The WW1 nurse who died in the line of duty on British soil
Published on 9 November 2023
A Scottish nurse who died just weeks before Armistice Day would have likely survived if she was deployed to France, it is claimed.
Helena Stewart Bennet was posted to a German Prisoner of War camp hospital at Oswestry in Shropshire on 30 September, 1918.
There was an outbreak of influenza and pneumonia and tragically the 30-year-old fell ill and died on 18 October – 24 days before an agreement to end the fighting was signed.
Miss Bennet served with Queen Alexandra's Imperial Military Nursing Service as a staff nurse - part of the British Army - and trained at Edinburgh Royal Infirmary.
Described as an "unsung heroine", she worshipped at the Parish Church of St Cuthbert in Princes Street Gardens and she is the only woman to be commemorated on the wall of the Memorial Chapel.
Parish minister Rev Peter Sutton will honour her memory, along with the other men named on the walls – 156 of them – who died during the First World War during a special service to mark Remembrance Sunday.
He said he found Miss Bennet's story poignant and compelling because her parents begged her not to go to the Western Front, which was one of the main theatres of war.
Mr Sutton, a former soldier, said: "Her death is one of the saddest of all because she never served overseas, never witnessed the horrors of the trenches first-hand yet saw the consequences and died in the UK just weeks after enlisting.
"She was a young woman originally from Arbroath in Angus who qualified as a nurse and wanted to do her bit.
"It was coming to the end of the war and her parents said ‘whatever you do, please don't go out to France because we will never see you again'.
"Their wish came true because she was posted to a camp in Shropshire to care for German prisoners of war.
"Tragically, influenza struck the camp, literally a few weeks before Armistice Day, and she, along with many German soldiers, died.
"The irony is she probably would have been safer had she gone to France.
"I think the beautiful thing about her story is that she is an individual, despite the concerns of her parents, which are fully understandable, who decided that she had to go and do her duty.
"As a nurse, she had already decided what sort of person she wanted to be and like modern day healthcare workers, particularly during the pandemic, is a unsung heroine."
Mr Sutton said the story reminded him of Ruth from the Bible who said "where you go, I will go, your God will be my God and wherever you die, I will die".
"It is one of unstinting service and I think in these really uncertain times as war rages around the world, it gives us fresh appreciation and hope that we must reach out to our fellow human beings and support one another, whoever we are," he said.
"She was someone who wanted to serve and look after people in their time of greatest need and we try to mirror her example at St Cuthbert's today with our mission outreach work to vulnerable people in the west end of Edinburgh."
Mr Sutton, a former captain with the Black Watch, said the conversation Miss Bennet likely had with her parents before she enlisted resonated powerfully with him.
"I find her story so poignant because one of my five daughters is currently serving with a NGO in Kyiv, Ukraine which is still in the grip of war due to Russian aggression.
"Like Helena's parents, I had that conversation with my daughter - ‘you must do what you think is right for you but stay safe, stay well'.
The Memorial Chapel is the oldest part of the existing church building and crime writer Agatha Christie married her second husband, Max Mallowan, there in a low-key ceremony in 1930.

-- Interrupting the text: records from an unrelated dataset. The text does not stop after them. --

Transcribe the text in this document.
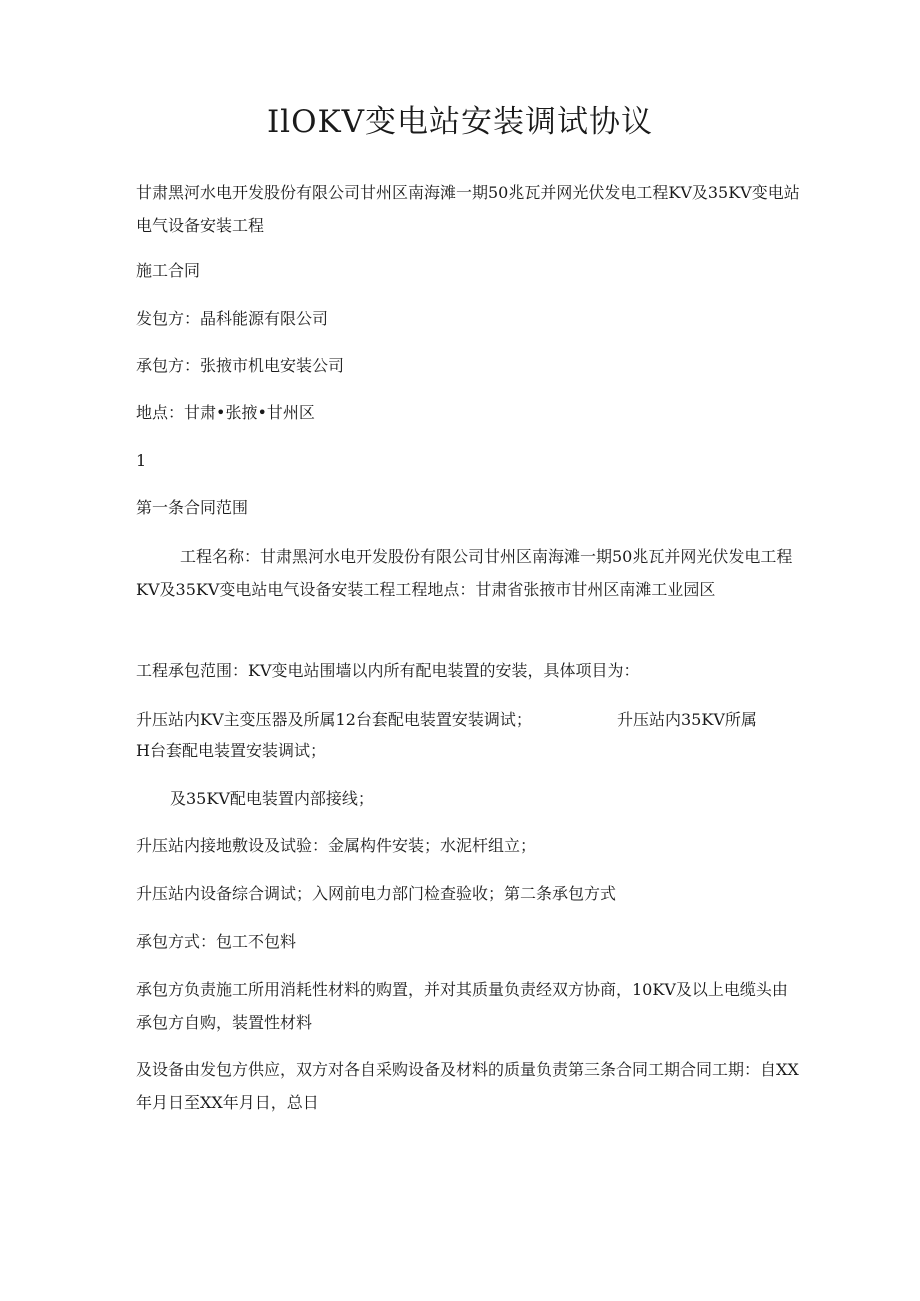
IlOKV变电站安装调试协议

甘肃黑河水电开发股份有限公司甘州区南海滩一期50兆瓦并网光伏发电工程KV及35KV变电站电气设备安装工程

施工合同

发包方：晶科能源有限公司

承包方：张掖市机电安装公司

地点：甘肃•张掖•甘州区

1

第一条合同范围

工程名称：甘肃黑河水电开发股份有限公司甘州区南海滩一期50兆瓦并网光伏发电工程KV及35KV变电站电气设备安装工程工程地点：甘肃省张掖市甘州区南滩工业园区

工程承包范围：KV变电站围墙以内所有配电装置的安装，具体项目为：

升压站内KV主变压器及所属12台套配电装置安装调试；	升压站内35KV所属

H台套配电装置安装调试；

及35KV配电装置内部接线；

升压站内接地敷设及试验：金属构件安装；水泥杆组立；

升压站内设备综合调试；入网前电力部门检查验收；第二条承包方式

承包方式：包工不包料

承包方负责施工所用消耗性材料的购置，并对其质量负责经双方协商，10KV及以上电缆头由承包方自购，装置性材料

及设备由发包方供应，双方对各自采购设备及材料的质量负责第三条合同工期合同工期：自XX年月日至XX年月日，总日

Mr Sutton said: "None of the names etched on the walls have ranks or status attached to them because they're all of equal importance in terms of their sacrifice.
"It is rather special to have a female name there because there are very few World War One memorials in Scotland that include the names of women.
"Given the tumultuous state of the world, Remembrance Day is as important as ever as we pray that people learn the lessons of the past.
"Lest we forget for with war all is lost."
Miss Bennet is remembered with honour at Arbroath Western Cemetery, a Commonwealth War Graves site.